Ini bukan sesuatu yang dikatakan kepada semua orang. Jika Anda tidak peduli dan ingin hidup sesuai keinginan Anda, silakan lakukan. Itu adalah sesuatu yang tidak semua orang mampu, dan bahkan jika orang yang tidak memahaminya terlibat, mereka dapat mengganggu kegiatan atau menyebarkan informasi internal sebagai informasi mistis, yang menyebabkan kebocoran informasi dan menghambat kemajuan. Oleh karena itu, kita tidak dapat terlibat dengan siapa pun tanpa seleksi.

Namun, penting untuk sering mengingatkan orang tentang situasi seperti itu.

Meskipun demikian, "mengkhawatirkan" sesuatu dapat menghambat pertumbuhan spiritual.

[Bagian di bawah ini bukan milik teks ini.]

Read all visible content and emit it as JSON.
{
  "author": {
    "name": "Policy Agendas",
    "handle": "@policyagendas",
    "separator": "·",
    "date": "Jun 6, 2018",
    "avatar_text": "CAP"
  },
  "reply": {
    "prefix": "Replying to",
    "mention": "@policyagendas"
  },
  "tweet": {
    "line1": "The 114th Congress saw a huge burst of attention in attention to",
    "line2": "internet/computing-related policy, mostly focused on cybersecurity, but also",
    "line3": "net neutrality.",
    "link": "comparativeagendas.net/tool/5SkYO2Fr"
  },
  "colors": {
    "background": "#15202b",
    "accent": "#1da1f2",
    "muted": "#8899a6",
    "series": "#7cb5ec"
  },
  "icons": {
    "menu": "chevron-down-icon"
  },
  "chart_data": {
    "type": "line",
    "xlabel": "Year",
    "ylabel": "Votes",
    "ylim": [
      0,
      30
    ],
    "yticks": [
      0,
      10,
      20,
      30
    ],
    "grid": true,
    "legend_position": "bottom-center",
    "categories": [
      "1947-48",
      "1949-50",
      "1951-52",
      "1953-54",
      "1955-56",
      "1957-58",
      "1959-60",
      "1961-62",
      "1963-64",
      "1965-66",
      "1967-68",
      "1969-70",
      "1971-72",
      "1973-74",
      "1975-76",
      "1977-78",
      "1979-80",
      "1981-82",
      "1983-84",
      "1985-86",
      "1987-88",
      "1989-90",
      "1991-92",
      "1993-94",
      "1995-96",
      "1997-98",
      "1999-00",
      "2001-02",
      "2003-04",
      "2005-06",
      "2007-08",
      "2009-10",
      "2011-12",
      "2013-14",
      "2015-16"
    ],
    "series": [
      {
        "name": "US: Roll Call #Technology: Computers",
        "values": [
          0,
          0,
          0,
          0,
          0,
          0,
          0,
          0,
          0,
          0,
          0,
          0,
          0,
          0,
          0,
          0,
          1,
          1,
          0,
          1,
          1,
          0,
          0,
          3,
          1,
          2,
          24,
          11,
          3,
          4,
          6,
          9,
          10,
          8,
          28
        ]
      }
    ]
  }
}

Oleh karena itu, penting bagi individu untuk fokus pada pertumbuhan spiritual sambil memahami realitas ini. Di sisi lain, setelah mencapai tingkat pertumbuhan tertentu, tindakan diperlukan.

Ketika saya mengatakan hal-hal seperti ini, saya selalu menerima reaksi negatif dari orang-orang yang berpikir bahwa mereka telah melakukan upaya yang luar biasa untuk mencapai perdamaian dunia. Namun, dalam banyak kasus, mereka tidak memiliki rasa urgensi atau tindakan yang cukup, jadi saya tidak bisa tidak mengatakan hal itu. Meskipun demikian, kali ini, situasinya tidak seekstrem dunia sebelumnya, jadi garis waktu saat ini memiliki tingkat urgensi yang lebih tinggi, dan oleh karena itu, situasinya sedikit lebih baik. Terutama di dunia "共栄圏" (Kyoei-ken), kebutuhan dasar seperti makanan, pakaian, dan tempat tinggal dijamin, sehingga orang-orang pada dasarnya santai dan tidak memiliki rasa urgensi. Dalam garis waktu saat ini, pandangan dunia "akhir zaman" telah muncul beberapa kali, termasuk informasi yang salah, dan oleh karena itu, saya pikir ada lebih banyak rasa urgensi daripada sebelumnya. Bahkan dengan mempertimbangkan bahwa rasa urgensi ini dapat menjadi penghalang pertumbuhan spiritual, secara keseluruhan, peringatan semacam itu tampaknya berdampak positif. Dalam hal ini, dunia ini mungkin memiliki potensi untuk diselamatkan.

Pada kenyataannya, yang menjalankan negara adalah politisi dan kelompok penguasa, jadi perubahan harus terjadi di sana. Apa yang bisa dilakukan oleh warga negara adalah, pertama, menjadi lebih cerdas. Dan kedua, menyampaikan pendapat kepada politisi dan kelompok penguasa. Pada dasarnya, kelompok penguasa harus berubah atas inisiatif mereka sendiri, tetapi jika warga negara menjadi lebih cerdas, politisi dan kelompok penguasa juga harus mengambil tindakan yang sesuai. Untungnya, di dunia saat ini, hak suara diberikan kepada semua orang, jadi penting untuk memilih politisi yang tepat.

Secara ideologis, meskipun di Jepang hal ini tidak terlalu menjadi masalah, kita perlu mengakhiri konflik agama di luar negeri. Aktivitas untuk mencapai hal itu diperlukan.

Oleh karena itu, hanya dengan merasa puas diri secara spiritual, misi ini tidak akan pernah tercapai, dan dunia tidak akan pernah menjadi damai. Kita perlu melangkah lebih jauh dari itu.